“Entity Linking for Conversational Content”

Thu Jan 28, 2016 11:00 AM

Location: LTS Auditorium, 8080 Greenmead Drive

Speaker:
Doug Oard
College of Information Studies and UMIACS

Abstract:
Entity linking seeks to determine which known entity is referred to by each mention found in some use of human language. When the referent entity is not known, an entity linking system should recognize such cases (NIL detection) and determine which are co-referent (NIL clustering). The relatively low entropy that is typical of many uses of human language makes this a fairly easy problem, with accuracies routinely exceeding 90 percent.

A key limitation of that result is that most of the work done on this problem has focused on content that was created with dissemination in mind. What we might call “conversational content”—content in which the parties to an interaction are known to each other and draw on shared context that may not contemporaneously be made explicit—poses new challenges. Early experiments with email indicate that features derived from the communication graph are important for recovering the context needed to make good links. But that work has two key limitations. However, the vast majority of conversational content is spoken, which introduces further challenges.

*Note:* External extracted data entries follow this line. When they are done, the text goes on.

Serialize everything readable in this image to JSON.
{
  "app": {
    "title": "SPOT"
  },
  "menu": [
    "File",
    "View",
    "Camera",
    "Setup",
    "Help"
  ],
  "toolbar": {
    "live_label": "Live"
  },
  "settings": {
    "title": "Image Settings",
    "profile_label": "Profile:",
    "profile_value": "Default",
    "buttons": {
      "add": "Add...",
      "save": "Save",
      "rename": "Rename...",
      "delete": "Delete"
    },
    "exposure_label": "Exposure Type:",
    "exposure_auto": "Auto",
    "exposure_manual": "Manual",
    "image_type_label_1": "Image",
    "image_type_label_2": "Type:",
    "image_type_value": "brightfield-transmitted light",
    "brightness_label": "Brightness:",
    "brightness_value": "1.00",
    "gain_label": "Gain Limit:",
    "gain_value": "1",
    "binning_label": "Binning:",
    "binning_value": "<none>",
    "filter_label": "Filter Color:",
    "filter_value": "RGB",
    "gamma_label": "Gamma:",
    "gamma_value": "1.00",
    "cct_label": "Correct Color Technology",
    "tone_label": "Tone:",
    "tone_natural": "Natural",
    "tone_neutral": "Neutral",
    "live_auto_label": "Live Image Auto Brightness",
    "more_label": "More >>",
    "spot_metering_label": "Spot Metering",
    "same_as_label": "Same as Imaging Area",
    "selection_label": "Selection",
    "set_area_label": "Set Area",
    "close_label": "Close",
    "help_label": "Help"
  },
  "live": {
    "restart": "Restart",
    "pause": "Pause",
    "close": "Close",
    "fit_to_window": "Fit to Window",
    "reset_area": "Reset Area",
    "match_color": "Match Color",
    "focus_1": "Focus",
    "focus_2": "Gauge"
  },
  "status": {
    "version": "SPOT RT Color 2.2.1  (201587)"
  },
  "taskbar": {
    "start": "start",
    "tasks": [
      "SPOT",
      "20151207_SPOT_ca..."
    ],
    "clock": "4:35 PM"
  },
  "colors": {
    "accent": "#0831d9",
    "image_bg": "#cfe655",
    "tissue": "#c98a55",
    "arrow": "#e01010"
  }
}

In this talk, I will review the work we have done on linking person entities in two email collections. I’ll then draw on that to explain how we plan to extend that work to other entity types. Finally, I’ll describe our current work with a freely redistributable test collection that contains both email and conversational telephone speech.

Bio:
Doug Oard is a professor at UMD with joint appointments in the College of Information Studies (Maryland’s iSchool) and the University of Maryland Institute for Advanced Computer Studies (UMIACS).

His research interests center around the use of emerging technologies to support information seeking by end users.

Oard earned his doctorate in electrical engineering from UMD.